“Every day matters,” wrote the singer’s attorney Mathew Rosengart in his request for the court to hear the case on Aug. 23 instead of Sept. 29.
Britney Spears is pushing to move up the hearing date on the conservatorship that has dictated nearly every aspect of her life for the last 13 years.
Mathew Rosengart, the attorney Spears picked to represent her, filed a motion in Los Angeles probate court on Thursday asking Judge Brenda Penny to advance the next court hearing to Aug. 23 or, at the very least, before Sept. 5.
The hearing on whether Spears’ father, James “Jamie” Spears, should remain her conservator is currently scheduled for Sept. 29.
“Every day that passes is another day of avoidable harm and prejudice to Ms. Spears and the Estate,” the filing read, adding that the pop star’s “emotional health and well-being must be, and are, the paramount concern.”
“In short, although a two-month wait for a hearing on the Petition may not seem significant in the context of 13 years, Ms. Spears should not be forced to continue [to] feel traumatized, lose sleep, and suffer further,” Rosengart wrote. “Every day matters.”
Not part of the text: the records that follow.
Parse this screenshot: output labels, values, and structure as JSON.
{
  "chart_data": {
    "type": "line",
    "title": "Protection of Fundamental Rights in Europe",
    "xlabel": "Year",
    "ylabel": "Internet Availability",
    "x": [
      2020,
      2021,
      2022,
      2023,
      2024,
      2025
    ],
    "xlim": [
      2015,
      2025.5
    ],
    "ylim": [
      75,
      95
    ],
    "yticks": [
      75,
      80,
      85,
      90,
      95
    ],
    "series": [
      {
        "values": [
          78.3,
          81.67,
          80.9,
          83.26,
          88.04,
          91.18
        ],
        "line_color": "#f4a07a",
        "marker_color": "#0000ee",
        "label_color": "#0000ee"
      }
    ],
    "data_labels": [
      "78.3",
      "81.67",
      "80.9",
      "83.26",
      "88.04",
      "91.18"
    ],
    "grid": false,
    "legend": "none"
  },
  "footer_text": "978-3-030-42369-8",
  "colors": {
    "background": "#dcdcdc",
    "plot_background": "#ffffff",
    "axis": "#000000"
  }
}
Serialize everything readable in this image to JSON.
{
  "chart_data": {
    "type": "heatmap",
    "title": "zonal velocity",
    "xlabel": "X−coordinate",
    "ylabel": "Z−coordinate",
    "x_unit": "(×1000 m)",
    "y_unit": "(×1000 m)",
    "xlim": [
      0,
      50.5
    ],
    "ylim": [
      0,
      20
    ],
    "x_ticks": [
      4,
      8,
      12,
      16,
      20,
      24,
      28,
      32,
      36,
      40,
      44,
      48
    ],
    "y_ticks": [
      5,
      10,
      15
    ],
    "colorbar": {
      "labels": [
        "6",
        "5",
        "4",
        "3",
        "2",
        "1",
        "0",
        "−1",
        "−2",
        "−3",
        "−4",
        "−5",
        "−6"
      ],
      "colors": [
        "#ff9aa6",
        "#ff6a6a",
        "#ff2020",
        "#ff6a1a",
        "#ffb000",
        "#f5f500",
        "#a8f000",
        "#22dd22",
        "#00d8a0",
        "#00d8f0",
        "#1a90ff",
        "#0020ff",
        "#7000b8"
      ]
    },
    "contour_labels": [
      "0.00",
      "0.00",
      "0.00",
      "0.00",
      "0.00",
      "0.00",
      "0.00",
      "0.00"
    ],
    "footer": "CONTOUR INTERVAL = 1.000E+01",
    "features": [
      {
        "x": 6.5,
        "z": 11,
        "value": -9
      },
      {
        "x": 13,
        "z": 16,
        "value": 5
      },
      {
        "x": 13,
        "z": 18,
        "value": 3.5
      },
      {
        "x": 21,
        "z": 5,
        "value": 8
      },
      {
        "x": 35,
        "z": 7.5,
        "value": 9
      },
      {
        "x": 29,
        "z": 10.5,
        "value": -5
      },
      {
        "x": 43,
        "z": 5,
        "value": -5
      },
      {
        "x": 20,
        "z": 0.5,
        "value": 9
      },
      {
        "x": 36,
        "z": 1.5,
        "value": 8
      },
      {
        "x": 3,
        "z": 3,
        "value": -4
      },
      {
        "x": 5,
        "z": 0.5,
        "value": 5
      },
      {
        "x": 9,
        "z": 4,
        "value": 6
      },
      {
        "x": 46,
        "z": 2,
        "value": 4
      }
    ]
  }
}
Spears, 39, has been trying since last fall to remove her father from the conservatorship in a highly publicized battle. She testified in open court on June 23, denouncing her father’s control over her finances and freedom and the conservatorship’s dehumanizing restraints on her ability to make her own choices.
In the filing on Thursday, Rosengart said he believes Jamie Spears has “dissipated” his daughter’s hard-earned money, accusing him of overpaying the singer’s former business manager, Tri Star Sports and Entertainment. Jamie Spears paid the firm $500,000 in December 2019, according to the filing ― about $300,000 more than what was allegedly due, despite his daughter’s performance hiatus earlier that year.
Rosengart is the first legal counsel that Britney Spears has had permission to select on her own in her conservatorship case. He filed petitions on July 26 asking the court to remove and replace Spears’ father as one of her conservators because he was “stripping his daughter of her dignity, autonomy, and certain fundamental liberties” while she earned the large sums of money.
The lawyer petitioned the court to replace Jamie Spears with Jason Rubin, a professional fiduciary and forensic accountant with experience as a conservator. On Thursday, the attorney reiterated that request and asked that it happen whether Jamie Spears is removed or suspended as his daughter’s conservator.
Rosengart also cited the fact that Britney Spears’ mother, Lynne Spears, had called Jamie Spears “incapable of putting my daughter’s interests ahead of his own on both a professional and a personal level and that his being and remaining a conservator of my daughter’s estate is not in the best interests of my daughter, the conservatee.”
Britney Spears’ medical team also recommended that the pop star’s father be removed from the conservatorship for her mental health, according to a petition on behalf of co-conservator Jodi Montgomery, who has overseen the personal and medical aspects of the singer’s conservatorship since 2019.
Jamie Spears’ attorneys have denied any wrongdoing.
Penny, the judge overseeing the case, was originally going to consider Rosengart’s petitions at a Dec. 13 hearing. That date was advanced to Sept. 29.
“Mr. Spears’ immediate suspension and removal should be inexorable,” Rosengart’s filing said. “Indeed, as we have previously stated, if Mr. Spears truly had the best interests of his daughter in mind, consistent with his obligation as a fiduciary to elevate her interests above his own, he would resign, today.”